Entrevistado pelo jornalista Hugo Henud, de “O Estado”, o cientista político Steve Levitsky, professor da Universidade de Harvard e autor de “Como as democracias morrem”, declarou que “Supremo precisa conhecer seu lugar na democracia” (3/6, pág. A8). Ao responder como vê a possibilidade de o Congresso Nacional determinar mandatos para ministros do STF, respondeu com cautela, de forma indireta, sem emitir opinião objetiva. Lembrou que “Nos Estados Unidos não há idade para aposentadoria e não existem limites de mandato. Os juízes permanecem no Tribunal por toda a vida. Os Estados Unidos são a única democracia em que isso acontece. A maioria das democracias têm limite de mandato ou uma idade de aposentadoria”.

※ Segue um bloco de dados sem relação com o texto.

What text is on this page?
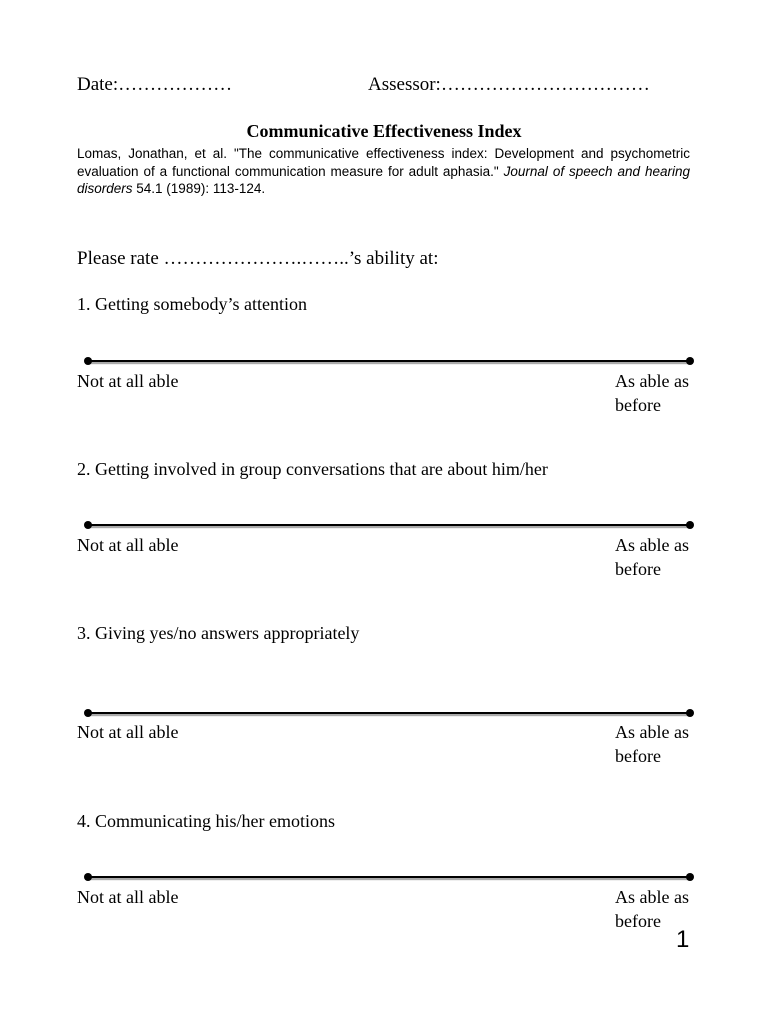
Date:………………	Assessor:……………………………
Communicative Effectiveness Index
Lomas, Jonathan, et al. "The communicative effectiveness index: Development and psychometric evaluation of a functional communication measure for adult aphasia." Journal of speech and hearing disorders 54.1 (1989): 113-124.
Please rate ………………….……..’s ability at:
1. Getting somebody’s attention
Not at all able	As able as before
2. Getting involved in group conversations that are about him/her
Not at all able	As able as before
3. Giving yes/no answers appropriately
Not at all able	As able as before
4. Communicating his/her emotions
Not at all able	As able as before
1
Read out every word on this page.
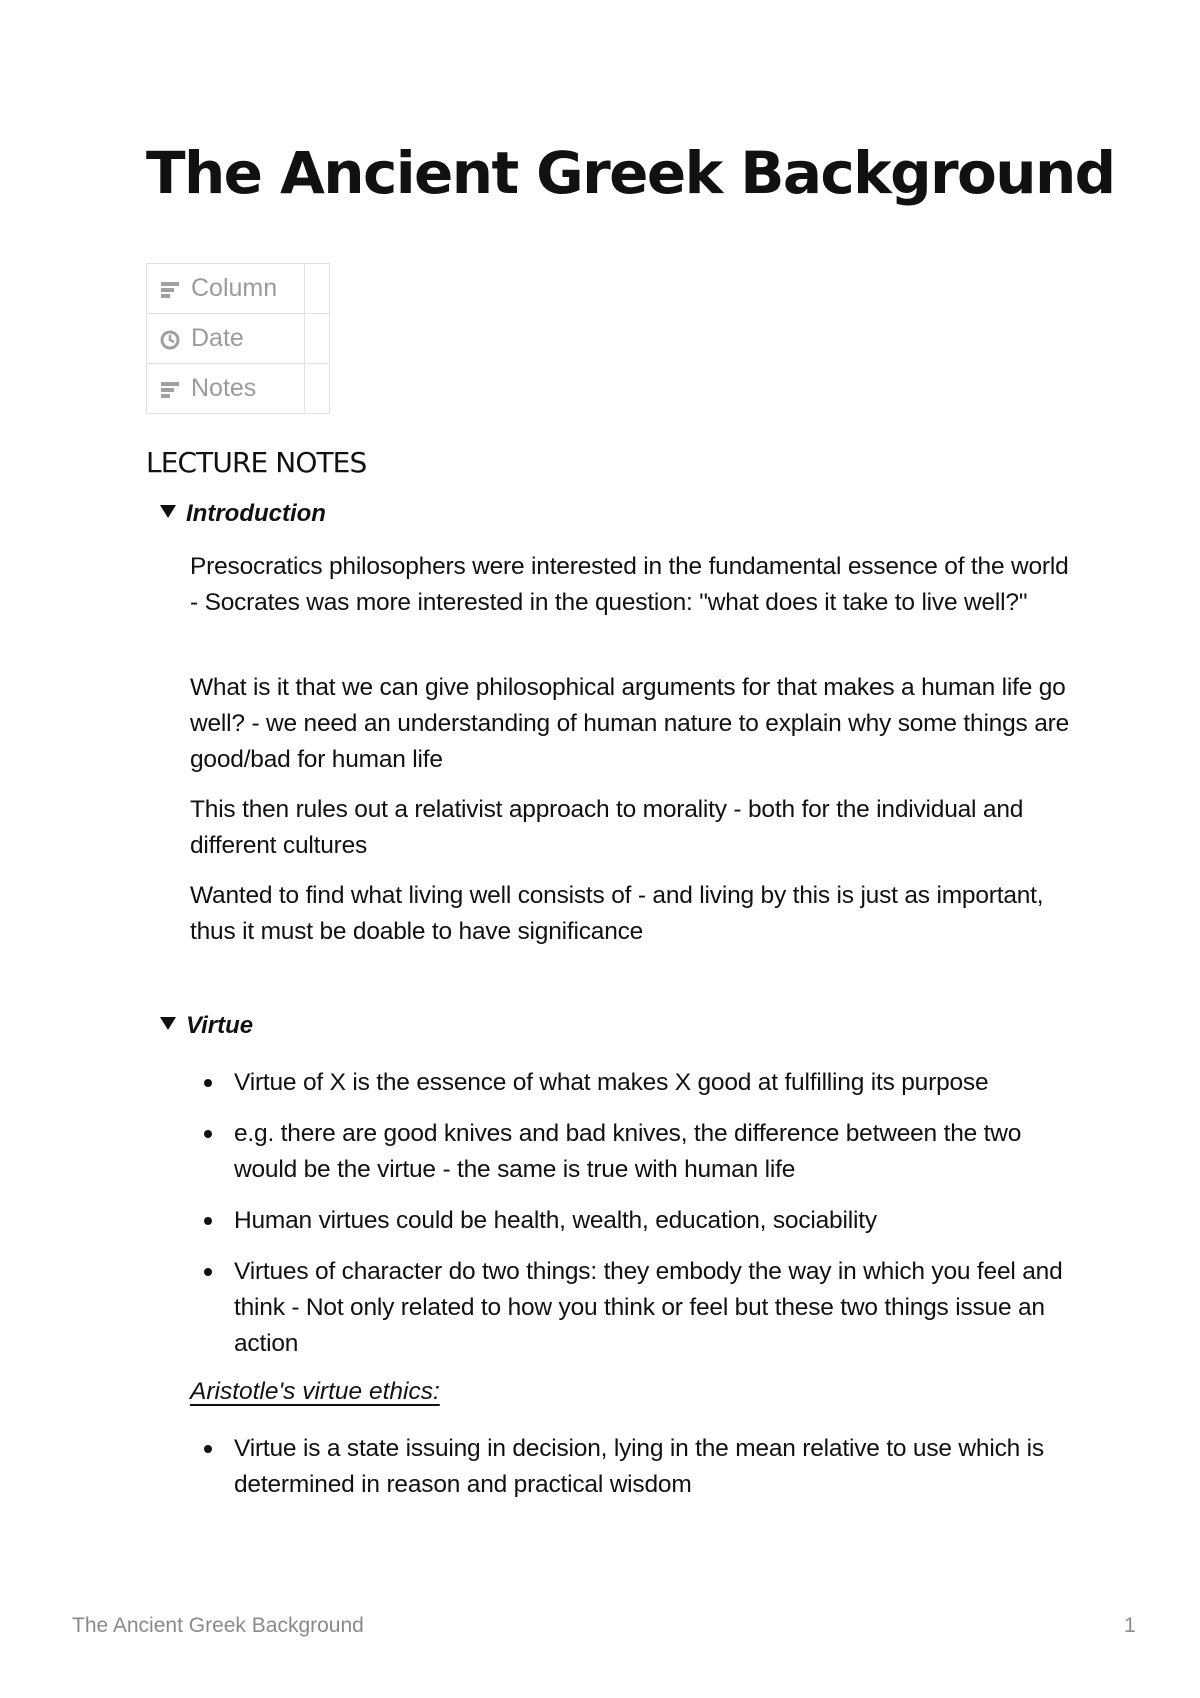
The Ancient Greek Background
Column	
Date	
Notes	
LECTURE NOTES
Introduction

Presocratics philosophers were interested in the fundamental essence of the world - Socrates was more interested in the question: "what does it take to live well?"

What is it that we can give philosophical arguments for that makes a human life go well? - we need an understanding of human nature to explain why some things are good/bad for human life

This then rules out a relativist approach to morality - both for the individual and different cultures

Wanted to find what living well consists of - and living by this is just as important, thus it must be doable to have significance

Virtue
Virtue of X is the essence of what makes X good at fulfilling its purpose
e.g. there are good knives and bad knives, the difference between the two would be the virtue - the same is true with human life
Human virtues could be health, wealth, education, sociability
Virtues of character do two things: they embody the way in which you feel and think - Not only related to how you think or feel but these two things issue an action

Aristotle's virtue ethics:

Virtue is a state issuing in decision, lying in the mean relative to use which is determined in reason and practical wisdom
The Ancient Greek Background	1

Embora ambos os países sejam democracias e adotem o regime capitalista, são escassas as semelhanças entre o Brasil e a América do Norte, a começar pela Constituição. A norte-americana é antiga, com poucos artigos, resistente a mudanças, enquanto no Brasil já nos encontremos na oitava, sendo a de 1988 a mais prolixa, frágil e instável. Sofreu, até este momento, mais de 120 emendas, com outras tantas a caminho.
De conformidade com o artigo 153 da Constituição Imperial, de 25/3/1824, “Os Juízes de Direito serão perpétuos; o que todavia, se não entende que não possam ser mandados de uns para outros lugares pelo tempo e maneira que a lei determinar”. Na Constituição de 1891, segundo disposição do artigo 57, os juízes federais eram vitalícios, perdendo o cargo unicamente por sentença judicial.
Em sentido semelhante prescreveram a Constituição de 1934 (artigo 64), a Carta Constitucional de 1937 (artigo 91), as Constituições de 1946 (artigo 95), de 1967 (artigo 108), a Emenda nº 1/1969 (artigo 113), e a vigente Lei Fundamental, promulgada em 5/10/1988.
Vitaliciedade, inamovibilidade, irredutibilidade de vencimentos, são apanágios dos integrantes do Poder Judiciário, conferidos pelo povo, representado pelos eleitos à Assembleia Nacional Constituinte. Assim se determina como garantia de poderem julgar com independência e sem temer medidas vingativas. O juiz é a lei que fala, já se dizia na Roma antiga.
Durante regimes de exceção, as constituições de nada valem. Tivemos magistrados afastados compulsoriamente pelo Alto Comando Revolucionário, logo após o golpe de 31 de março 1964. Lembremo-nos dos Atos Institucionais 1, 2 e 5, suspendendo garantias de vitaliciedade, inamovibilidade, estabilidade, e concessão do habeas corpus.
Na visão do professor Steven Levitsky, o STF foi fundamental para conter a escalada autoritária durante a gestão do ex-presidente Jair Bolsonaro. Entretanto, “O Supremo brasileiro foi muito agressivo, muito audacioso em expandir o seu papel, talvez além do que deveria, além do seu papel normal, em nome da defesa da democracia”.
Duas observações me ocorrem: o cientista político não conhece a nossa história. Pouco sabe a respeito do Supremo. É provável que as informações de que dispõem se limitem aos governos Dilma, Bolsonaro e Lula. Não bastasse, como visitante de passagem pelo Brasil foi indelicado ao proceder como censor do órgão de cúpula do Poder Judiciário.
O Judiciário é Poder inerte, até que alguém, pessoa física ou jurídica, de direito público ou privado, dotado de legitimidade e fundado interesse, ingresse, por exemplo, com Ação Direta de Inconstitucionalidade de lei ou ato normativo federal ou estadual ou ação direta de constitucionalidade, conforme o texto do artigo 102 sobre as competências do STF.
O regime democrático faculta aos brasileiros, de todas as camadas sociais e posições políticas, analisar, apoiar ou criticar a conduta dos integrantes dos Três Poderes. Não há necessidade de ajuda externa.
Se Emenda a Constituição vier a determinar mandato de 4, 8, 10 ou 12 anos para os Ministros do Supremo, como ficará a vitaliciedade dos Ministros dos Tribunais Superiores, dos Desembargadores dos Tribunais Regionais, dos juízes de primeiro grau, dos integrantes do Ministério Público? Apenas os primeiros serão investidos no cargo por período limitado? Essa é a complicada questão.